2021’in bütünü için UNCTAD’ın öngörüsü, küresel ticarette yüzde 16 artışa işaret ediyor. Bu artışın büyük bölümü yüzde 19’la mal ticaretinden gelecek. Küresel hizmet ticaretindeki artış beklentisi yüzde 8. UNCTAD, 2021’in 2. çeyreği için ise
6.6 trilyon dolarlık bir mal ve hizmet ihracatı hacmi bekliyor dünya genelinde.

Küresel ticaretin ve bilhassa Çin’in toparlanması, tarım ve gıda fiyatlarından başlayarak, metal ve enerji emtialarında, hammadde ve ara mamul fiyatlarında önemli bir hareketlenmeye sebep oldu. Aynı zaman diliminde, küresel konteyner taşımacılığı ve kuru yük taşımacılığı maliyetlerinin de katlandığına şahit olduk. Bu gelişme, hem Türkiye hem de ABD’nin üretim maliyetlerine, üretici fiyatları endeksi verilerine kaçınılmaz bir şekilde yansıyor. Bilhassa metal fiyatlarındaki anormal artışın, fiyatlarda spekülasyon ve manipülasyon artışını alevlendirdiğini de göz ardı etmemek lazım.

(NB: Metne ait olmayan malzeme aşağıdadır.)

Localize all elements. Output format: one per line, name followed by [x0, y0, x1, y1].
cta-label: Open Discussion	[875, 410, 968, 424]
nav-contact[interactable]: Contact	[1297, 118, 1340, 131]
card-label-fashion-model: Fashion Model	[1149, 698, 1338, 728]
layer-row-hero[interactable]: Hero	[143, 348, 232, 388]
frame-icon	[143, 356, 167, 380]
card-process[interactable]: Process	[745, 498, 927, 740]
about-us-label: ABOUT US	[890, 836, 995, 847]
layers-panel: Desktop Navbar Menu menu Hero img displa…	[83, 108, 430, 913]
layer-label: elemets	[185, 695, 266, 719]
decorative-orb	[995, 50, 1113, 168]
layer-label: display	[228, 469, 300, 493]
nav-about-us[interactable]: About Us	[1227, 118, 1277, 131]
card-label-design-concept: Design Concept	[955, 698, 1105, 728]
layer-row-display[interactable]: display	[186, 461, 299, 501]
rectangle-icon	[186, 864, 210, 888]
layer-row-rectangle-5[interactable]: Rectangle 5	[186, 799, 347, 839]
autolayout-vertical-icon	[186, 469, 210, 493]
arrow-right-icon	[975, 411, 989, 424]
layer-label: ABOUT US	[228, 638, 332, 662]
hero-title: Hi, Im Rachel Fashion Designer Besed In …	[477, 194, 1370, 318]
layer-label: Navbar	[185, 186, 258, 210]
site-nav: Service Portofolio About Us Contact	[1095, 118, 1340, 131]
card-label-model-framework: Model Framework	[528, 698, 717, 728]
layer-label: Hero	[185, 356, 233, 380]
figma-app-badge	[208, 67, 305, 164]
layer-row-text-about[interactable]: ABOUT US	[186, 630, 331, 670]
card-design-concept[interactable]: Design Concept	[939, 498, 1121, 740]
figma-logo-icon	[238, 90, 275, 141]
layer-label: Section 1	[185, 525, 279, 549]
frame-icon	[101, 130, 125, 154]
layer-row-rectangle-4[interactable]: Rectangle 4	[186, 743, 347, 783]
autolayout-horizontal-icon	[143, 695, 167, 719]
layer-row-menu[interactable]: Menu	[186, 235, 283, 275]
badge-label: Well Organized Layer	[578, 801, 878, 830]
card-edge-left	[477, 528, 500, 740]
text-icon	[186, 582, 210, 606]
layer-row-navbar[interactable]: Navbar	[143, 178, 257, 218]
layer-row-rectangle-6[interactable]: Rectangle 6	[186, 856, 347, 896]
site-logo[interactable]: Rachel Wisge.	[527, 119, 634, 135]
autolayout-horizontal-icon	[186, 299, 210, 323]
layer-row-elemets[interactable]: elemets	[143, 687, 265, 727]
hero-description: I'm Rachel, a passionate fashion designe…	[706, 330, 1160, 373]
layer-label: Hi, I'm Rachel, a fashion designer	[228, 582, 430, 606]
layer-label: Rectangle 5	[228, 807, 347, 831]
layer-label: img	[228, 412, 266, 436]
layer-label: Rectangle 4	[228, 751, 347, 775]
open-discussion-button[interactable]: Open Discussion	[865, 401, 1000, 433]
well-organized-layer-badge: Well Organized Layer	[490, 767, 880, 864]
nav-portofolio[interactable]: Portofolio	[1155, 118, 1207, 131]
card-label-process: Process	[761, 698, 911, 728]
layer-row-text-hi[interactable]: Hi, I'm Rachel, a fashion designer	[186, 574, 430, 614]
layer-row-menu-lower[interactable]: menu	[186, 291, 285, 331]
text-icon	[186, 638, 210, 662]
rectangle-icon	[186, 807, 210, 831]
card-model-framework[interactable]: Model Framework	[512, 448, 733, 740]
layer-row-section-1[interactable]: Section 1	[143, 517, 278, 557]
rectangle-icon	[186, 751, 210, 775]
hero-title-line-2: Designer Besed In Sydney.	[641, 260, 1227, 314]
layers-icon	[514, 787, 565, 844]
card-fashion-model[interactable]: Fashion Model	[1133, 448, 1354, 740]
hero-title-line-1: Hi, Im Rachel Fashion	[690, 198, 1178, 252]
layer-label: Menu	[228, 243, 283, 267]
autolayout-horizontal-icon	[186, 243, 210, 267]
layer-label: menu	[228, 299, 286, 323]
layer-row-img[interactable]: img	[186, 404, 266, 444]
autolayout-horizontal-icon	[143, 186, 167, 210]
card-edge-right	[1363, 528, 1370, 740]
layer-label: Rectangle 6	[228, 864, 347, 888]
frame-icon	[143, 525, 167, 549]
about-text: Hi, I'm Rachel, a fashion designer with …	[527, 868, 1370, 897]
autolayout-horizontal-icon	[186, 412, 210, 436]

Tuhaf olan nokta ise söz konusu metal emtialarının fiyatlarında yaşanan bu aşırı yükselişin tartışıldığı bir dönemde, AB ve ABD’nin de çelik ve alüminyumda küresel kapasite fazlasına dair ortak bir açıklama yapmış olmaları. Bir başka tartışma da, öne çıkan gelişmekte olan ülkelerin alüminyumu düşük kalite, düşük maliyet ve doğal olarak yüksek karbon emisyonu ile üreterek, aşırı fiyat avantajı ile piyasayı tartışmalı ürünlerle doldurdukları iddiası. Önümüzdeki dönemde küresel ticarette bu tartışmalar daha da alevlenir gözüküyor.